Category-level articulated object pose perception—encompassing both static 6D pose estimation and dynamic pose tracking—is critical for embodied AI systems interacting with complex environments. Due to the inherent complexity and diverse motion structures of articulated objects, existing methods often exhibit limitations in adequately modeling kinematic constraints, handling self-occlusions, and meeting optimization requirements. Building upon EfficientCAPER, this work introduces CAPER++, a unified framework addressing these limitations through three key innovations: First, a joint-centric hierarchical model decomposes objects into a free part and constrained parts linked by joints, explicitly embedding kinematic constraints for geometrically consistent pose recovery. Second, an SE(3) manifold formulation leverages Lie algebra se(3) in the tangent space for singularity-free rotation representation and stable optimization, replacing error-prone direct regression.
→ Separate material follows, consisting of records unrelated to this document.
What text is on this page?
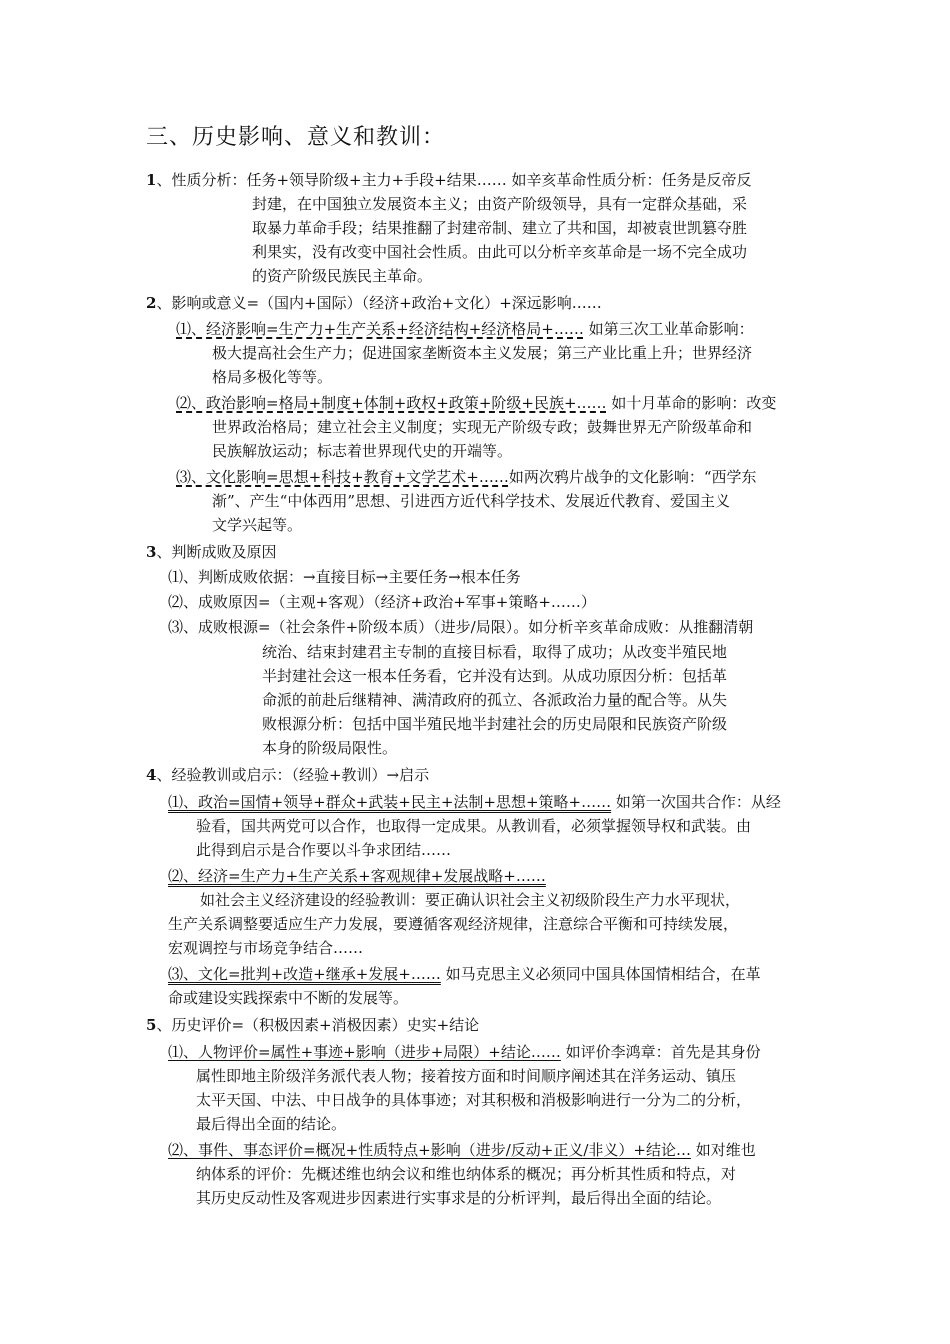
三、历史影响、意义和教训：
1、性质分析：任务+领导阶级+主力+手段+结果…… 如辛亥革命性质分析：任务是反帝反
封建，在中国独立发展资本主义；由资产阶级领导，具有一定群众基础，采
取暴力革命手段；结果推翻了封建帝制、建立了共和国，却被袁世凯篡夺胜
利果实，没有改变中国社会性质。由此可以分析辛亥革命是一场不完全成功
的资产阶级民族民主革命。
2、影响或意义=（国内+国际）（经济+政治+文化）+深远影响……
⑴、经济影响=生产力+生产关系+经济结构+经济格局+…… 如第三次工业革命影响：
极大提高社会生产力；促进国家垄断资本主义发展；第三产业比重上升；世界经济
格局多极化等等。
⑵、政治影响=格局+制度+体制+政权+政策+阶级+民族+…… 如十月革命的影响：改变
世界政治格局；建立社会主义制度；实现无产阶级专政；鼓舞世界无产阶级革命和
民族解放运动；标志着世界现代史的开端等。
⑶、文化影响=思想+科技+教育+文学艺术+……如两次鸦片战争的文化影响：“西学东
渐”、产生“中体西用”思想、引进西方近代科学技术、发展近代教育、爱国主义
文学兴起等。
3、判断成败及原因
⑴、判断成败依据：→直接目标→主要任务→根本任务
⑵、成败原因=（主观+客观）（经济+政治+军事+策略+……）
⑶、成败根源=（社会条件+阶级本质）（进步/局限）。如分析辛亥革命成败：从推翻清朝
统治、结束封建君主专制的直接目标看，取得了成功；从改变半殖民地
半封建社会这一根本任务看，它并没有达到。从成功原因分析：包括革
命派的前赴后继精神、满清政府的孤立、各派政治力量的配合等。从失
败根源分析：包括中国半殖民地半封建社会的历史局限和民族资产阶级
本身的阶级局限性。
4、经验教训或启示：（经验+教训）→启示
⑴、政治=国情+领导+群众+武装+民主+法制+思想+策略+…… 如第一次国共合作：从经
验看，国共两党可以合作，也取得一定成果。从教训看，必须掌握领导权和武装。由
此得到启示是合作要以斗争求团结……
⑵、经济=生产力+生产关系+客观规律+发展战略+……
如社会主义经济建设的经验教训：要正确认识社会主义初级阶段生产力水平现状，
生产关系调整要适应生产力发展，要遵循客观经济规律，注意综合平衡和可持续发展，
宏观调控与市场竞争结合……
⑶、文化=批判+改造+继承+发展+…… 如马克思主义必须同中国具体国情相结合，在革
命或建设实践探索中不断的发展等。
5、历史评价=（积极因素+消极因素）史实+结论
⑴、人物评价=属性+事迹+影响（进步+局限）+结论…… 如评价李鸿章：首先是其身份
属性即地主阶级洋务派代表人物；接着按方面和时间顺序阐述其在洋务运动、镇压
太平天国、中法、中日战争的具体事迹；对其积极和消极影响进行一分为二的分析，
最后得出全面的结论。
⑵、事件、事态评价=概况+性质特点+影响（进步/反动+正义/非义）+结论… 如对维也
纳体系的评价：先概述维也纳会议和维也纳体系的概况；再分析其性质和特点，对
其历史反动性及客观进步因素进行实事求是的分析评判，最后得出全面的结论。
Third, for tracking, a proxy-canonicalization strategy reformulates pose updates as SE(3) increment predictions relative to keyframes, enhanced by a dynamic keyframe mechanism to suppress drift. Extensive experiments on synthetic (ArtImage, PM-Videos), semi-synthetic (ReArtMix, ReArt-Videos), and real-world (RobotArm) benchmarks demonstrate state-of-the-art accuracy and robustness. CAPER++ achieves real-time inference (50 FPS) without post-processing, significantly advancing category-level articulated perception for real-world applications.

Novelty of Our Method

(a) Articulation Modeling. Traditional approaches often approximate articulated objects as a set of independent rigid parts, neglecting their inherent kinematic structure and thus frequently producing physically inconsistent predictions. In contrast, our method explicitly integrates kinematic constraints and employs a hierarchical modeling strategy to achieve more physically plausible articulated pose reasoning.

(b) Pose Estimation. Existing methods either rely on direct regression, which tends to result in unstable predictions, or adopt dense prediction schemes, which incur substantial post-processing overhead. To address this, we introduce a decoupled rotation prediction strategy within the SE(3) manifold, significantly improving both estimation accuracy and computational efficiency.
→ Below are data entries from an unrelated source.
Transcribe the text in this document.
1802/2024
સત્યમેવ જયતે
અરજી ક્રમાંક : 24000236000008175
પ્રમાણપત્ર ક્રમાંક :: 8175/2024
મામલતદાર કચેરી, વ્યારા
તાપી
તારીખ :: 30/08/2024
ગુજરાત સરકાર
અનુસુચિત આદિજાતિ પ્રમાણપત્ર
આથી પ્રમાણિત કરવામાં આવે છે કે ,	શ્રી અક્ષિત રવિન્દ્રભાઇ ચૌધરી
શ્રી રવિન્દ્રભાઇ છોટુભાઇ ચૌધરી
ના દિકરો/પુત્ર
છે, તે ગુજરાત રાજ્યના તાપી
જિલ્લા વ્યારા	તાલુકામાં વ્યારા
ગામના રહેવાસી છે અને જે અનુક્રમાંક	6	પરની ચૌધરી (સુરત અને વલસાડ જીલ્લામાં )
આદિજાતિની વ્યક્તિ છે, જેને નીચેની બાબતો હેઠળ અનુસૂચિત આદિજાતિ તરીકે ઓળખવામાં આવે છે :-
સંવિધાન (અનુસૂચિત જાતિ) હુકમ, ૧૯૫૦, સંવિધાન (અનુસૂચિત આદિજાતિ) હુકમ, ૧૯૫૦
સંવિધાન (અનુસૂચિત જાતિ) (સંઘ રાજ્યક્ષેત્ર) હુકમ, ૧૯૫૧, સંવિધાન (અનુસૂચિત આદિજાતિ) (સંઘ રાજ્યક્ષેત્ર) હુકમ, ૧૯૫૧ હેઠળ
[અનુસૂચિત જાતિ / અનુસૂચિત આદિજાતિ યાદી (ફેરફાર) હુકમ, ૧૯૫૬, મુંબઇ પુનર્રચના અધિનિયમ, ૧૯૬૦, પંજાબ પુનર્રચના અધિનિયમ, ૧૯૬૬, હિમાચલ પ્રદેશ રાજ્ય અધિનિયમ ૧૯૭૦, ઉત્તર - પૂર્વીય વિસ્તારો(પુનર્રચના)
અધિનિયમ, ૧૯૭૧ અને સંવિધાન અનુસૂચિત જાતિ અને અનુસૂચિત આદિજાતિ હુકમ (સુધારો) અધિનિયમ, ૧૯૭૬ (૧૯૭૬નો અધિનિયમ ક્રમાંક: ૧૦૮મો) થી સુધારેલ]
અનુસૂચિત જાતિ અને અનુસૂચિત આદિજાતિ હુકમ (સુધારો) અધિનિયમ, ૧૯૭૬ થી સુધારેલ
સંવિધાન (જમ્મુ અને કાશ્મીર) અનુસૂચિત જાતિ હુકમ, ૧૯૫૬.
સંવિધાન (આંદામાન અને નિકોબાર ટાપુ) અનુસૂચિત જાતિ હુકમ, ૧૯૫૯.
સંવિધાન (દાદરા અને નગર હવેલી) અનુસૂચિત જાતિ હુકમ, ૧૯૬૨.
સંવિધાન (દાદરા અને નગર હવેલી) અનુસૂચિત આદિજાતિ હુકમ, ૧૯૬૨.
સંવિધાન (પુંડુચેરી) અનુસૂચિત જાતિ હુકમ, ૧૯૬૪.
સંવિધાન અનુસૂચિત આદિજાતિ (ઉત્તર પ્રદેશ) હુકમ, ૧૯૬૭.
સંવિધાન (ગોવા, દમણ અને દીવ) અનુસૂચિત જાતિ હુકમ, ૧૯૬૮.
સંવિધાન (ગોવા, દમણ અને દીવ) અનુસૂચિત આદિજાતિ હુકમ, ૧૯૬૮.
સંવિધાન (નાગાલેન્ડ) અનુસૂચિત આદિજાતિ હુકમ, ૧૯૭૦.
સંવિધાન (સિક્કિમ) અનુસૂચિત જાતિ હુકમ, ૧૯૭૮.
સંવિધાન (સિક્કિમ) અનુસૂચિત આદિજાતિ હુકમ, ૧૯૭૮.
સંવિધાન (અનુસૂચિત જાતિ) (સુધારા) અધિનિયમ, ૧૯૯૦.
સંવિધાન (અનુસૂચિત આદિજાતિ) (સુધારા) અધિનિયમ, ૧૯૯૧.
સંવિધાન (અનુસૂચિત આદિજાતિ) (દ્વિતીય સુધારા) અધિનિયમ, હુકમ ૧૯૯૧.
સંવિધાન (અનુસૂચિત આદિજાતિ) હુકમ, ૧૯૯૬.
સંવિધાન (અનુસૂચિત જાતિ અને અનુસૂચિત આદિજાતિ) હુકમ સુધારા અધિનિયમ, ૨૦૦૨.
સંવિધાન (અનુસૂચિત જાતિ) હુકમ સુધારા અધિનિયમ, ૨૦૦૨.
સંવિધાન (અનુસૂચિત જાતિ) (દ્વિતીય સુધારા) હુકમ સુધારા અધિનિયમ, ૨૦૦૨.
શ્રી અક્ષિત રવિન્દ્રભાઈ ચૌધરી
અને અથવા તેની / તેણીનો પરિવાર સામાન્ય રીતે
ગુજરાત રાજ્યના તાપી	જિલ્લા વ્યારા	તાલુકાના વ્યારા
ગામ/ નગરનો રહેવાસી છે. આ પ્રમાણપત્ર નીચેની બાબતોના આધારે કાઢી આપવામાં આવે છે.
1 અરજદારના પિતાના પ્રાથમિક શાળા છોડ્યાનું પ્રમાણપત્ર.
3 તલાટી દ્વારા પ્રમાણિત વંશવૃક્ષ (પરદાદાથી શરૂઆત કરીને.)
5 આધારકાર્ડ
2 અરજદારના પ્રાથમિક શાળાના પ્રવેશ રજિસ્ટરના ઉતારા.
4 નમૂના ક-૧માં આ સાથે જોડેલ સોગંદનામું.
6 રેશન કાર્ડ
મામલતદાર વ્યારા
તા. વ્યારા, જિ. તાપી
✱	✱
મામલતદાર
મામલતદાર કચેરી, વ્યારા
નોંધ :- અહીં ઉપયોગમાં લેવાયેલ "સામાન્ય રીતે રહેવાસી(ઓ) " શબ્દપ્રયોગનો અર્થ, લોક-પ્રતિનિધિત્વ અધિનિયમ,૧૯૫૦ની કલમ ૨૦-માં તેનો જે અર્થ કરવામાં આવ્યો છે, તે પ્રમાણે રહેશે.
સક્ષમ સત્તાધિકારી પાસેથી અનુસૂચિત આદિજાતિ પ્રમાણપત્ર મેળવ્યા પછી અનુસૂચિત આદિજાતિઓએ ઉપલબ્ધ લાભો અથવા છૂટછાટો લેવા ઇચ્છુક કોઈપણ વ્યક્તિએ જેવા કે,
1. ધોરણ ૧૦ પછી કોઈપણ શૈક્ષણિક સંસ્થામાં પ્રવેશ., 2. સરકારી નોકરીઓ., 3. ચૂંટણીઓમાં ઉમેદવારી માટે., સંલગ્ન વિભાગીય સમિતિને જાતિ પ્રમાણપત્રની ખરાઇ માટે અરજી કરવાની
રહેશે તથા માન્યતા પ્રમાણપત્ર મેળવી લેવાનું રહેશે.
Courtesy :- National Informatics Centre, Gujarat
(c) Pose Tracking. A straightforward method for pose tracking is frame-by-frame independent prediction, failing to exploit temporal dependencies across sequential frames. In this work, we incorporate a pose-increment learning mechanism that enables online, real-time, and high-precision tracking of articulated objects.

Framework

The Pipeline of Our CAPER++ Framework. The proposed CAPER++ framework is designed to support both pose estimation and pose tracking for articulated objects. In the pose estimation task, the input is a single-frame point cloud, from which the network directly predicts the pose of the target articulated object. In the pose tracking task, it takes a sequence of point clouds as input. The framework iteratively updates the pose based on the previous frame's estimate, producing a continuous stream of poses over time to enable robust object tracking. Our method is built upon a two-stage framework: Stage I estimates the pose of the free part, followed by Stage II, which estimates the pose of the constrained parts. This articulated modeling approach is further extended to the pose tracking task.